The 5.75% non-cumulative prefs, par of $25, traded at $21 on March 9th. At $18.85 they are yielding 7.6% and offer 11.4% upside to $21, so they are a little juicier than Cullen/Frost’s pref.
WAL
Citadel (not securities) acquired 5.4% of WAL, which bodes well for the company’s solvency. Even if they are just swing trading, I don’t think they would buy 5% of something eventually worth 0.
Citadel has a history of buying underwater books under pressure. Griffin took Amaranth’s nat gas and Sowood’s credit books off their hands for hefty profits in the not-so distant past.
It makes sense for Citadel to buy the common since the prefs are too illiquid. There’s only 12 mm prefs outstanding with a 10-day volume of 630k. Citadel could not have comfortably bought 5.8 mm shares of the prefs or unwind quickly (WAL has a 9.4 mm 10-day volume), so I’m not worried by them choosing not to be senior in the capital stack.
WAL’s prefs are non-cumulative with 4.25% coupons, but the common has an ongoing dividend. Show me another idea that yields 9.2%, has 83% upside (to $21/share on March 9th), AND places you senior to Citadel.
Conclusion
My main concern is how long it could take for prices to reflect the worst-case scenario.
Obviously this is nothing like the GFC, but it took over a year for Bear to collapse after people saw smoke: how long would another round of failures take? The withdrawal risks from online, frictionless banking haven’t been addressed and it took over a year for real, systematic issues to be fully realized in 08.
The lack of transparency regarding deposit outflows or precedence makes me think there will be lingering risk for a while. Who is to say that prices don’t recover to 80% of pre-crash value and then out of the blue another bank goes to 0 in 13 months? Sure, it’s unlikely we see Americans run banks after seeing increased FDIC protection, but how likely was it that a bunch of VCs would organize a bank run on their #1 supporter over the past 2 decades via twitter and slack? It would be foolish to ignore the fact that we are in an unprecedented situation.
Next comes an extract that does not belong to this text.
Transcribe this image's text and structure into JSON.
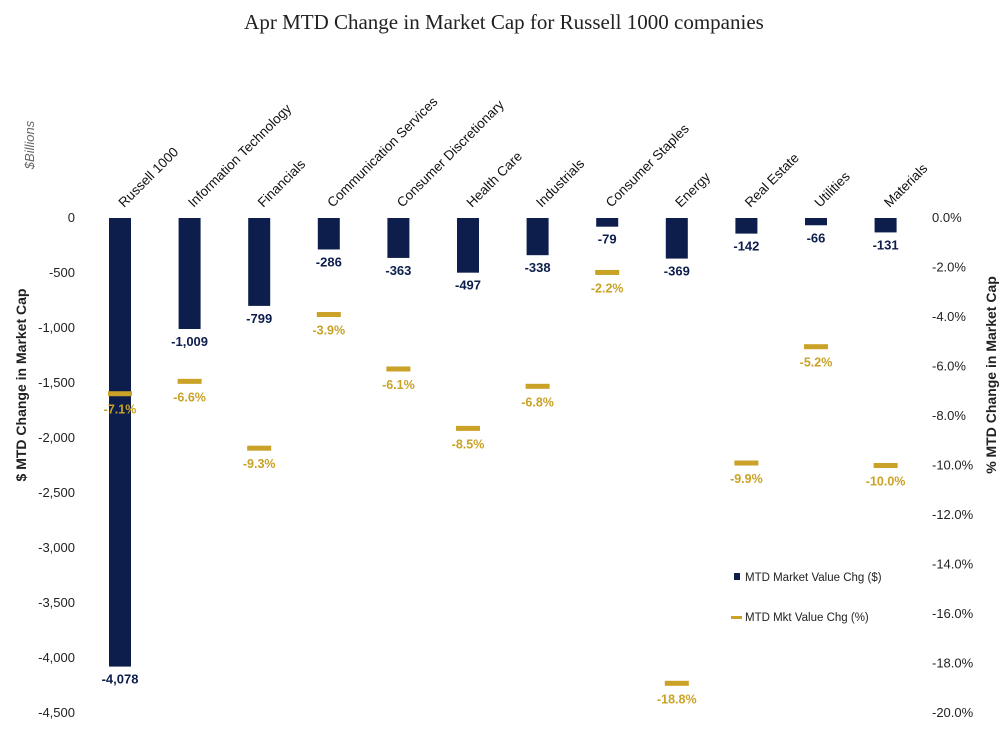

I’m not interested in racing insiders to find the bottom in their shares, I want to see them with added personal risk on top of losing their jobs if the equity is wiped. From there, I think that with proper sizing a basket of these prefs can’t be ignored. Even if you don’t want to risk holding them, it will still be very fascinating to see how these bombed out securities perform over the next 12 months.
Finally, I’ve seen a good amount of people (whose investing opinions I respect) say that generalists should stay away and can’t possibly find alpha here. I disagree, respectfully. Obviously future margins and earnings of banks will be lower, but the idea that you should look away from prefs offering equity-like upside after an industry-wide fire sale doesn’t make sense to me. It’s a lazy or scared take, but both are fine since they don’t prevent making money. The beautiful thing about markets is that the best and brightest won’t look at everything, therefore opportunities exist.
Disclosure: I am currently long PACWP, CUBIPRF, WALPA, and TCBIO. Nothing above is investment advice.